Uncle Sam is mighty upset, and that’s not a good thing for American troops itching to read the news. The Pentagon has blocked access to The Guardian newspaper’s website for all soldiers stationed in the Middle East.
The Guardian confirmed on Monday that its website has been
blacklisted by a filtering system installed by the United States
Department of Defense on the computer system utilized by
thousands of service members deployed to the area covered by the
US Central Command, or CENTCOM. That “theater-wide” effort has
reportedly blocked access to the award-winning newspaper’s Web
edition for all soldiers in Afghanistan, the Middle East, South
Asia and even the command’s headquarters in Florida.
The decision to keep overseas troops from accessing the newspaper
comes three days after The Guardian learned that certain
pages of its website were inaccessible to soldiers stationed
within the US. The Defense Department initially restricted access
to Guardian articles containing classified material – such as the
leaked National Security Agency documents recently disclosed to
the paper by former contractor Edward Snowden – but the Pentagon
has since widened that ban, making the entire website off limits
for soldiers not just within America’s border, but those
stationed in locales like Afghanistan and Iraq.

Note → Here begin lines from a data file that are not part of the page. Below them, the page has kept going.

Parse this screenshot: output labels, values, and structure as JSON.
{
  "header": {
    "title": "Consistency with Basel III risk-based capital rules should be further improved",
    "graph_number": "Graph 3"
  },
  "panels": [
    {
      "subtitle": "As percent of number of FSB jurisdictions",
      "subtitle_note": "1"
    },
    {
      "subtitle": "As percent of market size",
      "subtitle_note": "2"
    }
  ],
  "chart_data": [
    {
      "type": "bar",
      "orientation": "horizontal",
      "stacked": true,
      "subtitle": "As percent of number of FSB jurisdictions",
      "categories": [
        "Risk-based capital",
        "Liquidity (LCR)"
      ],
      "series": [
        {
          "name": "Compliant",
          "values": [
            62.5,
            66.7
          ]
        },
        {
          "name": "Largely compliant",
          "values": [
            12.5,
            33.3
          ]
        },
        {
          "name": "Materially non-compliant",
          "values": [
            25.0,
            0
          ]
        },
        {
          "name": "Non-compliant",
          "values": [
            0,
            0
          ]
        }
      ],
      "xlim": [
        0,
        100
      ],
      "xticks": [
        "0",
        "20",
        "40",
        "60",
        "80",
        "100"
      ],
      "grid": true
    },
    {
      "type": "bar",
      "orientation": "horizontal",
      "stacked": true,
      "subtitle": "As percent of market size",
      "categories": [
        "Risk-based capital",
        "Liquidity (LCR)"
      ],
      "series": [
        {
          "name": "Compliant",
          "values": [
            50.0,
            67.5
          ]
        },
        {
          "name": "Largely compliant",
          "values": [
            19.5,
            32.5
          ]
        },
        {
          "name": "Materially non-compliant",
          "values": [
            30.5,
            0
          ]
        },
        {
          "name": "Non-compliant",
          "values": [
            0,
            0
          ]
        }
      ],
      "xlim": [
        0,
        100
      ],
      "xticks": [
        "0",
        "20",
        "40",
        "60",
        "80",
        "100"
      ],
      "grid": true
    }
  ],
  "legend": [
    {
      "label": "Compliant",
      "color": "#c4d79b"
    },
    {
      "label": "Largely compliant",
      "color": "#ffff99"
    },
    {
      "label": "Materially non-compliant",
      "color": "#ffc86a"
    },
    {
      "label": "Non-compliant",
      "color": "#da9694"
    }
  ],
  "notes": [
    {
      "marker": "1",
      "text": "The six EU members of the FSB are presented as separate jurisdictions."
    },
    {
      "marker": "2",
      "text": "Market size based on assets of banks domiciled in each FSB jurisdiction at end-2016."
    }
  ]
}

Banning The Guardian in Afghanistan alone means the 62,000 troops
stationed in America’s longest running-war are unable to access
the website.
“US Central Command is among other DOD organizations that
routinely take preventative measures to safeguard the chance of
spillage of classified information on to unclassified computer
networks, even if the source of the information is itself
unclassified,” Army Lt Col Steve Wollman, a spokesman for
CENTCOM, told The Guardian. “One of the purposes for
preventing this spillage is to protect CENTCOM personnel from
inadvertently amplifying disclosed but classified
information.”
“Additionally, classified information is not automatically
declassified simply because of unauthorized disclosure,”
Wollman added. “Classified information is prohibited from
specific unclassified networks, even if the information has
already been published in unclassified media that are available
to the general public, such as online news organizations.”
Military computers have previously been blocked from accessing
the website for WikiLeaks, an anti-secrecy organization that has
published hundreds of thousands of classified documents.
Blacklisting the entirety of The Guardian appears unprecedented
though, and is a direct response to the NSA documents that have
been sporadically released by the paper since early June.
The Guardian first published on June 6 a top-secret court order
revealing that the NSA routinely collects metadata pertaining to
the phone records of millions of Americans. After the paper
revealed evidence of the US tapping into Internet services
several days later, former Booz Allen Hamilton contractor Edward
Snowden identified himself as the source of the leaks. Snowden,
30, has since been charged with espionage and is reportedly in
Moscow awaiting potential asylum. Snowden has requested
assistance from upwards of 20 separate countries, but could face
decades in prison if those requests are ignored and he is
extradited to the US to stand trial.